Compare that to TRAX where development is starting to take place in several areas along the line. While progress has been slowed by the credit crunch, new homes have been built near several stations and when things heat back up in the real estate market you will several more projects come on line.
The Harbor Freeway Transit way points to not only that busways are not an alternative to light rail but also the failure of Freeway Transit in general.
While it is hard to judge the Harbor Transitway head to head against the Blue line despite their close proximity to each other, it is clear that the Transitway does not attract riders like the Blue Line.
Meanwhile the Harbor Transitway also shows that Freeway transit is not an attractive option for riders. Whether it is a light rail station or busway station, freeway stops are noisy and inconvenient for riders. For those that have tried to access a station that sits in or along a highway know that they can be impossible to access due to the freeway and then noise levels are extremely high.
Instead of spending $500 million on the transitway that carries few passengers, the agencies that built it would have been much farther ahead by pumping money into the overburdened Blue Line. Money could have been used to grade separate the line and then build a branch down to San Pedro (which would restore another ex-Pacific Electric line) build a branch to Torrance or southeast toward Orange County.
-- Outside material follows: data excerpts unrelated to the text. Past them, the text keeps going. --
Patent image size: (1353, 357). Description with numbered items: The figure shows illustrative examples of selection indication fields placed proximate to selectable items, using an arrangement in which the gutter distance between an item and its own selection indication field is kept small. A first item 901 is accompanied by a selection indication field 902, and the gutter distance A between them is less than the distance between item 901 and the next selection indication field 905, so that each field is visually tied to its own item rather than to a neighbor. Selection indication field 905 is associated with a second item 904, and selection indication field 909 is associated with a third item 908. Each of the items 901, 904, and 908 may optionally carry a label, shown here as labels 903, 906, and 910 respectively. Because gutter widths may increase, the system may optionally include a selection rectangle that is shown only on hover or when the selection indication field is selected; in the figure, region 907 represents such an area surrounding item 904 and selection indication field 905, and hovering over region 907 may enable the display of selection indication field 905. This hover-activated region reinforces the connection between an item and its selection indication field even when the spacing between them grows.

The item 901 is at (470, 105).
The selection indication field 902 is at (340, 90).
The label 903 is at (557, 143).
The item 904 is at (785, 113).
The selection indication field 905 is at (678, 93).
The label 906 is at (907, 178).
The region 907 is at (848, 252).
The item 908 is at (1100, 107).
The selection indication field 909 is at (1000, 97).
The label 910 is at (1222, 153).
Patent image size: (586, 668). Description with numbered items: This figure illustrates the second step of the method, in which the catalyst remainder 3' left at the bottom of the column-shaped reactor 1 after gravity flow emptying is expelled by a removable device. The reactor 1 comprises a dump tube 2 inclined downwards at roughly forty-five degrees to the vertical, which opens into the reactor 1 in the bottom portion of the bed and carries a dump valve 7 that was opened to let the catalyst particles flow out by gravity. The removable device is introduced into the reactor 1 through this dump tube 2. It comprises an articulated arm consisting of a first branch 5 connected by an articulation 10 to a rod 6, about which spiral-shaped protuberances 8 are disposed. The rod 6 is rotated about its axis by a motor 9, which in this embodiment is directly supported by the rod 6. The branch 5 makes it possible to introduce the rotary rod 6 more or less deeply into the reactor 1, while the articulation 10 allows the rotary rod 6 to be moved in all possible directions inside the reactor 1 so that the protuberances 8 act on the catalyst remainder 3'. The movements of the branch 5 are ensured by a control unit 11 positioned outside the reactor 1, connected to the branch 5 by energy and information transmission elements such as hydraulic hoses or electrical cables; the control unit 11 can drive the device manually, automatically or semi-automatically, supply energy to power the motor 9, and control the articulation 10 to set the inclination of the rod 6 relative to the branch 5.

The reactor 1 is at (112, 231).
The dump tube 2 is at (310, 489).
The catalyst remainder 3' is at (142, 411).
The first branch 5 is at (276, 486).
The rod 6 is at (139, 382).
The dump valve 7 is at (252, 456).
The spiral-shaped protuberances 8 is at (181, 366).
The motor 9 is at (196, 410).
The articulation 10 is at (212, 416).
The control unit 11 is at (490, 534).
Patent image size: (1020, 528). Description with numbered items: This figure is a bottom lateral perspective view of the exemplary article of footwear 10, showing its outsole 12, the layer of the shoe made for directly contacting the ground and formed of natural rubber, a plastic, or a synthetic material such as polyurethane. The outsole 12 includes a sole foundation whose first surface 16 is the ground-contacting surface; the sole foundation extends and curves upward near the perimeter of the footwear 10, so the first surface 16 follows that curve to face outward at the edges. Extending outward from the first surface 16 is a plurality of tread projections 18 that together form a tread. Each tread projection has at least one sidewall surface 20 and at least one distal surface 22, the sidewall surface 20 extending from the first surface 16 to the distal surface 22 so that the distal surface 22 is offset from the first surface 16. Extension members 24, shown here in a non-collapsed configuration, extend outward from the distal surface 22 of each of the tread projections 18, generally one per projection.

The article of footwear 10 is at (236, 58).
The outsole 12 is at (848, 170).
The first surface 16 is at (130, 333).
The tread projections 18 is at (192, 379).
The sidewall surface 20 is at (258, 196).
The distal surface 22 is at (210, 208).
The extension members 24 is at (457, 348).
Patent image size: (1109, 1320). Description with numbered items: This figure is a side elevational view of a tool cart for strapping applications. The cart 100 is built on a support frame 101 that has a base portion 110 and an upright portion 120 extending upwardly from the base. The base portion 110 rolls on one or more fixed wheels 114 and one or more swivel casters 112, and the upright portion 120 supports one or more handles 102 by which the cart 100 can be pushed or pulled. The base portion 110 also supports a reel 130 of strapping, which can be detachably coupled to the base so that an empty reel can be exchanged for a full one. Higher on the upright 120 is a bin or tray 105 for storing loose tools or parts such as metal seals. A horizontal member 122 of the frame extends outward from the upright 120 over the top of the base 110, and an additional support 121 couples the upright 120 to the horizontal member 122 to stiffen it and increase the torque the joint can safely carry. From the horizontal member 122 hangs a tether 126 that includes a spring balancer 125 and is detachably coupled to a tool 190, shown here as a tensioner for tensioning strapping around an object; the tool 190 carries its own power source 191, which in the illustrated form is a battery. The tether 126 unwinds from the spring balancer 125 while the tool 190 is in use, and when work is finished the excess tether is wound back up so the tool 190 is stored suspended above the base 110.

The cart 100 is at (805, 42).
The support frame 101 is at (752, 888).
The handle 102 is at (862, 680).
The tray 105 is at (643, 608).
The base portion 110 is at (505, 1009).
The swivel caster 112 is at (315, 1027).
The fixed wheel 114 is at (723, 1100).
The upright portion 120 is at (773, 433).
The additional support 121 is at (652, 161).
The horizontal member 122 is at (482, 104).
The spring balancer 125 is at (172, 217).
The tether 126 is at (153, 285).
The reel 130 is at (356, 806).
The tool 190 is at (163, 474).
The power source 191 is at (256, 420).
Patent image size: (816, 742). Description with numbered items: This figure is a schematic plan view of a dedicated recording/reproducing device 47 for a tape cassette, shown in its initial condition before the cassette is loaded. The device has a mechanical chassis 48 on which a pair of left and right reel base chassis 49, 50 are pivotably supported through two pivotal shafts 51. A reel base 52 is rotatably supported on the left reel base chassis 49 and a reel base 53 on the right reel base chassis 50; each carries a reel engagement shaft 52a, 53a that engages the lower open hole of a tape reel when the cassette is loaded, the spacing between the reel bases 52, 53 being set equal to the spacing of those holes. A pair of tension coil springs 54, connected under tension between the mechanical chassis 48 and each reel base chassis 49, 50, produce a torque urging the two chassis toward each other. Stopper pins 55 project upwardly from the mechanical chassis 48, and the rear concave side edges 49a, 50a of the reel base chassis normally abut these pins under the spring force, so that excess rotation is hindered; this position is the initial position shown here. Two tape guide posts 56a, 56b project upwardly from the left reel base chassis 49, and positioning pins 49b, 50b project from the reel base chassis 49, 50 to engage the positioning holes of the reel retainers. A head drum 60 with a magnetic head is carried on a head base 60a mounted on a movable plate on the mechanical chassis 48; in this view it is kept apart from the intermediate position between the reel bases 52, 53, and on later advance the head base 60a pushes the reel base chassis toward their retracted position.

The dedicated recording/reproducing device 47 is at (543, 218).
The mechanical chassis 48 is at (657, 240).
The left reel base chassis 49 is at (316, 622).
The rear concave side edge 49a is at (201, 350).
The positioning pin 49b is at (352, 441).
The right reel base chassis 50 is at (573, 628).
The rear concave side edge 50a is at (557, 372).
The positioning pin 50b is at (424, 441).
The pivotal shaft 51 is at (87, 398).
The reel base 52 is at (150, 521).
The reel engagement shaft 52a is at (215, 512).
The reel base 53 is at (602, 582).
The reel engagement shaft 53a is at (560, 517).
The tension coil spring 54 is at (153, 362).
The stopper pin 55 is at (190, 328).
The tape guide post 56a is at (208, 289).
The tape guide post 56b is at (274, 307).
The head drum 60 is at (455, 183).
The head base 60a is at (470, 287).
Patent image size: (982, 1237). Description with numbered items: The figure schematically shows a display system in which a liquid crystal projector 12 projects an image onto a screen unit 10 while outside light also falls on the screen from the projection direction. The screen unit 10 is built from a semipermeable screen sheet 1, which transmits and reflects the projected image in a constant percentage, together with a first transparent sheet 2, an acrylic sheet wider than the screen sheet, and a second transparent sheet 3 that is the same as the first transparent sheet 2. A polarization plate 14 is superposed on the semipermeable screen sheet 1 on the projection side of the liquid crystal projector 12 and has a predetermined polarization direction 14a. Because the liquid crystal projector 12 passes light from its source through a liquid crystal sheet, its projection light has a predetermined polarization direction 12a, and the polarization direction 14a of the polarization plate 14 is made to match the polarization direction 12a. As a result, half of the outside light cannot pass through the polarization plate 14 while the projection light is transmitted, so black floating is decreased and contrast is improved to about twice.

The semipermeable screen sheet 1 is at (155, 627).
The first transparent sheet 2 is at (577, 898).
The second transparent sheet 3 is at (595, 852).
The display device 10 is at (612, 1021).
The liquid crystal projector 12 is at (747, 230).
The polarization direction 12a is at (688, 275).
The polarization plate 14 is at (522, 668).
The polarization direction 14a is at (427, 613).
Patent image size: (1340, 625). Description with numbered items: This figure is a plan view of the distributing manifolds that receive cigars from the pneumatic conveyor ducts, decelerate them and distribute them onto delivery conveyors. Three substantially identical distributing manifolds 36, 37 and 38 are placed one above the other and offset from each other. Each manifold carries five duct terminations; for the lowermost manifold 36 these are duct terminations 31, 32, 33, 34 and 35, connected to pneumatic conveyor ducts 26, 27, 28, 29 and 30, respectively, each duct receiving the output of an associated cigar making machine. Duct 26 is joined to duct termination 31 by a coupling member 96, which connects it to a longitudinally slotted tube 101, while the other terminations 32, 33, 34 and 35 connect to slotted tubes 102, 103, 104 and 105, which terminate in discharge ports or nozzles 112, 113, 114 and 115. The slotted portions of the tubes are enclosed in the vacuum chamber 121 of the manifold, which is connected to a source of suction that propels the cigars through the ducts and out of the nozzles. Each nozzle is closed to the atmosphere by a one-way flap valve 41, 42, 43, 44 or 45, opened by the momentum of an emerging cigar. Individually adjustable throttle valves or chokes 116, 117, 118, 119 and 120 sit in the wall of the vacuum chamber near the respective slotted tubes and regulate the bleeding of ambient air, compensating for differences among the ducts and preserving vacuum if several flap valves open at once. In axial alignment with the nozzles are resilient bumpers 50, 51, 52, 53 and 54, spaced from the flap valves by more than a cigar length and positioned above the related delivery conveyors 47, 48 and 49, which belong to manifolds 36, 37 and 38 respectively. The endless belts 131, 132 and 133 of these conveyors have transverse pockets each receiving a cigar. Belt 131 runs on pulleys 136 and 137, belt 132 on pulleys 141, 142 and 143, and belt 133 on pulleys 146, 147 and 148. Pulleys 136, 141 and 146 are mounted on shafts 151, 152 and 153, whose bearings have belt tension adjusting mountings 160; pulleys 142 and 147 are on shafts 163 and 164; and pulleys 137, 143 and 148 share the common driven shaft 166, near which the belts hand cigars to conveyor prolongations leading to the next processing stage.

Either of these options would have garnered more ridership that the pathetic transitway.
The two busways also show the true reason why road warriors support busways over rail lines. When the El Monte busway first opened it was used exclusively for buses but then it seemed like good highway lanes for the taking so car pools were eventually allowed to use the busway. Every time I have gone down the busway in the last few years it has been more crowded that the main lanes on the freeway.
Now Metro is planning to turn the busways into HOT lanes just line the car pool lanes here in Utah and reason behind the creation of the Silver Line. One has to wonder how long it will take before our state legislature passes laws stating that the BRT lanes along 3500 South and subsequent ones have to be open to automobile traffic of some form.
The Silver line is doing nothing but putting lipstick on a pig. While it will make it easier to travel through downtown Los Angeles from the Harbor Transitway to the El Monte Busway, overall it does little to increase the travel opportunities in the region. It will be interesting to see what happens over the year or so.